Five years down the line, you've got an intermittent fault that you finally track down to the broken connection inside the heatshrink tube, because the stiff connection has broken. If you solder it properly it's less prone to breakage but overall the issue is that you've got something flexible (two cables) joined together by something inflexible (the soldered joint) without any other form of mechanical protection.

Mind you, my favourites are those people who tin the end of a cable and then crimp on a connector...

Reply to
Timo Geusch

I just don't get this "soldered joint falling to bits" thing. Am I missing something? I've just never come across one.

Reply to
Conor

That's because the alarm manufacturers require heatshrinked soldered joints to be used in order to meet their certifications for Thatcham. Or at least they used to.

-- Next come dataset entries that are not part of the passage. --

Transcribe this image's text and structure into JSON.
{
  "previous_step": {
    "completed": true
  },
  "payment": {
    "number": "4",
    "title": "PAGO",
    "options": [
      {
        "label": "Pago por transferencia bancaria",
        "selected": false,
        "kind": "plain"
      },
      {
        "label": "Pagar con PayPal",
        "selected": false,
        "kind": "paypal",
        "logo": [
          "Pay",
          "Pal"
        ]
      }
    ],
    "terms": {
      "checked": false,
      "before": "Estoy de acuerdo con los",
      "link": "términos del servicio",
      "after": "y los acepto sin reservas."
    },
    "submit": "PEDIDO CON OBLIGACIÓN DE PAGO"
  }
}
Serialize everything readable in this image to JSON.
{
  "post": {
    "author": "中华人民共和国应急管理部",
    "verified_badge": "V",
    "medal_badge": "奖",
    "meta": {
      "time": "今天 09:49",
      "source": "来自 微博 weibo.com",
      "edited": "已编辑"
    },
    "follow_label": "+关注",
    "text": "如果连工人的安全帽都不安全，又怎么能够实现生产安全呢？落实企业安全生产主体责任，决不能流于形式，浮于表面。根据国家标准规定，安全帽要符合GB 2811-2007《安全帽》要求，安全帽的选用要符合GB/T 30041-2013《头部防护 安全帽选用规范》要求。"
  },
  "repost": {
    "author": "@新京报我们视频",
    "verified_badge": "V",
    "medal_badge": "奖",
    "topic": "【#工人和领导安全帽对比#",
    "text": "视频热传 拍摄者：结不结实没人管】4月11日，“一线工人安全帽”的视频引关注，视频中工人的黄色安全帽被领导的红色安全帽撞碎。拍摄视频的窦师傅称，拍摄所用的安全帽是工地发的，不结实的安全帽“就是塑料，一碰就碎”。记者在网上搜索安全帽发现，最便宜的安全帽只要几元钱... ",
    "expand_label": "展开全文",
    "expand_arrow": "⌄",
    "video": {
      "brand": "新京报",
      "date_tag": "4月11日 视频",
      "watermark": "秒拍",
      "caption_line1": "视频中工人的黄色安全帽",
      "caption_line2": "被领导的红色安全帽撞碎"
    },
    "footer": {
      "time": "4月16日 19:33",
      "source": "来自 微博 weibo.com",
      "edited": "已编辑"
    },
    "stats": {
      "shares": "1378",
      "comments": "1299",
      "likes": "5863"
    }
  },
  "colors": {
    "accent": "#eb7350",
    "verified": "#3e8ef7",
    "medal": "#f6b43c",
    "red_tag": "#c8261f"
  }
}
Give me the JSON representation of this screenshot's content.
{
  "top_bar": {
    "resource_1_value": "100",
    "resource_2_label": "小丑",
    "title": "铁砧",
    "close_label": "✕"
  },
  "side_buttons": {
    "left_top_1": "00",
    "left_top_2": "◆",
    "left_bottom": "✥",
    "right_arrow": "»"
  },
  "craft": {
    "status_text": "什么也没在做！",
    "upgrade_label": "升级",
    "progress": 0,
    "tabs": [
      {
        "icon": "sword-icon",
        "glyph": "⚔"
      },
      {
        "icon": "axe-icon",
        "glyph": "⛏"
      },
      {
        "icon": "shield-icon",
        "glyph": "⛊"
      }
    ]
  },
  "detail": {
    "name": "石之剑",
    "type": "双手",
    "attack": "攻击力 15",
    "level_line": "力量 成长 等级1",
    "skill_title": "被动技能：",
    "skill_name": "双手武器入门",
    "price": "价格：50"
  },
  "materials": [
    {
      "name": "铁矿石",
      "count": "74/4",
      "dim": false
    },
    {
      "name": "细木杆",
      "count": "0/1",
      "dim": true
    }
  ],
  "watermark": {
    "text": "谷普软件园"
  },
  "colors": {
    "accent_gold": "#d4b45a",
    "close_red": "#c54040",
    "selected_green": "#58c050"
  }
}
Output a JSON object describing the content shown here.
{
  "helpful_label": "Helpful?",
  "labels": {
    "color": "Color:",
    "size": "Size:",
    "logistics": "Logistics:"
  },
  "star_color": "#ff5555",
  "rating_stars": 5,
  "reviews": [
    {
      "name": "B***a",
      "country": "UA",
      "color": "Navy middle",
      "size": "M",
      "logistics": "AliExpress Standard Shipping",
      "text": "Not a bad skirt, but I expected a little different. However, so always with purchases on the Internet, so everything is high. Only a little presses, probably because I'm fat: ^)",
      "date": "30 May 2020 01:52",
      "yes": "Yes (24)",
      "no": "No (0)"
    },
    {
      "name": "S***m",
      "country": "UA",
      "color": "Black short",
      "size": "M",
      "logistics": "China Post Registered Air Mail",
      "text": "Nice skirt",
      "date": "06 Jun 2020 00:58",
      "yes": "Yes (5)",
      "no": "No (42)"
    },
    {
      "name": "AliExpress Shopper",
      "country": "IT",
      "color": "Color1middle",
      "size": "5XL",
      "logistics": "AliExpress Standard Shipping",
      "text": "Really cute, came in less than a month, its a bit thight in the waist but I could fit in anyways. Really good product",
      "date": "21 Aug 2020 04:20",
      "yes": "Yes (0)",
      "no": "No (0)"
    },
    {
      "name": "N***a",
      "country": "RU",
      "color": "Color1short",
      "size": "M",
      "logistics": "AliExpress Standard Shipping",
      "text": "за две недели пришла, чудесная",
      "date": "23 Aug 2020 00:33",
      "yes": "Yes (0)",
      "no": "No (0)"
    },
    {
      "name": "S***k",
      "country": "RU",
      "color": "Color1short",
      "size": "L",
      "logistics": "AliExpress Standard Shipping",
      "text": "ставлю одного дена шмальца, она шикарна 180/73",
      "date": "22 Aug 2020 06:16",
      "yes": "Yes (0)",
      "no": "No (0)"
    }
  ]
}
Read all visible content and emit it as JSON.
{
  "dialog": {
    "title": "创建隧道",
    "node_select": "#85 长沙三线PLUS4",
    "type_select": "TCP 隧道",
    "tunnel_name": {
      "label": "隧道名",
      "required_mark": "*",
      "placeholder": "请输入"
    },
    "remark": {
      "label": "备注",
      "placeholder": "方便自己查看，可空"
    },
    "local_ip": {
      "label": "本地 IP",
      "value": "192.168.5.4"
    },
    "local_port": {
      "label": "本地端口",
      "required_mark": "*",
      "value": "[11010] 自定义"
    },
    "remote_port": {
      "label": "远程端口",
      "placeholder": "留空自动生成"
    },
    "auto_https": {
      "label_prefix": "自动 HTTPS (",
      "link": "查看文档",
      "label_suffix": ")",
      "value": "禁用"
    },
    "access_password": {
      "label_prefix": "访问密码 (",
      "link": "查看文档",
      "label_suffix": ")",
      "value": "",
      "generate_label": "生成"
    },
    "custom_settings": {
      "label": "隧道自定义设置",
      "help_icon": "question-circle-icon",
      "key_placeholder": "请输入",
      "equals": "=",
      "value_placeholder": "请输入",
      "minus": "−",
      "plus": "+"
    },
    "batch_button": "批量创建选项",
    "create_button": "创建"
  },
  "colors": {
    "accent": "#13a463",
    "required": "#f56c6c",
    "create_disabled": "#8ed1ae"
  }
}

It was specifically mentioned in installation and certification literature on many.

Reply to
Conor

When the solder lug is fitted, or a soldered joint is made, solder creeps up the cable by capillary action. This turns a flexible cable into a solid one. If subjected to frequent movement or vibration, the *cable* will break, usually at the point where the solder has stopped flowing into the cable. The industrial situation I was quoting would not be found in the car world.

TBH, as far as car wiring repairs are concerned, it's not a problem. A properly made solder joint, or a properly made crimped one, are more than capable of outlasting the vehicle. I just take issue with those who crimp the wrong size of lug on to a cable with a pair of side-cutters or whatever, and then claim that crimped joints are not suitable for car applications!

Chris

Reply to
Chris Whelan

That's a reasonable point. Hovever, if you use adhesive heatshrink, and ties up the cables afterwards, you can avoid the problem. The fact is that if you use the solder as the electrical connection, then take care of the mechanical issue, you won't have a problem. As you say, the problem is the soldered area isnstiff, and the cable isn't. However, crimp connectors are stiff too, and solder takes up less space and is easier to strap up properly afterwards.

Thereby making sure the crimp doesn't work.....

Reply to
Chris Bartram

Soldered joints can fail with vibration over time (dry joints that make your TV play up so you have to hit it), but in the stuation we're talking about, the most likely failure is the wire breaking where it meets the joint, as the joint is inflexible. Like others have said, crimps can be reliable, but you need good connectors, and a good tool (=£££££), whereas with a bit of skill, a good soldered joint is cheap for repair, and if you cable tie it properly, it will be fine.

Reply to
Chris Bartram

And that's the key thing. A properly done joint of either type is good enough. However, to do crimps well, you need a good crimp tool, not the

1.99 one from the car shop. Similarly, if you solder a joint badly and don't protect it, it will break.
Reply to
Chris Bartram

The message from Chris Bartram contains these words:

Proper strain relief is the key to long lived joints in vibrating applications. Crimped or soldered makes no odds, it's the waggling that kills them off. If it's soldered it'll fail where the solder stops and the strands are free to move, if it's crimped it'll fail where the bundle of strand leave the crimp.

Reply to
Guy King

That doesn't help, it just spreads the solder up the wire moving the failure point.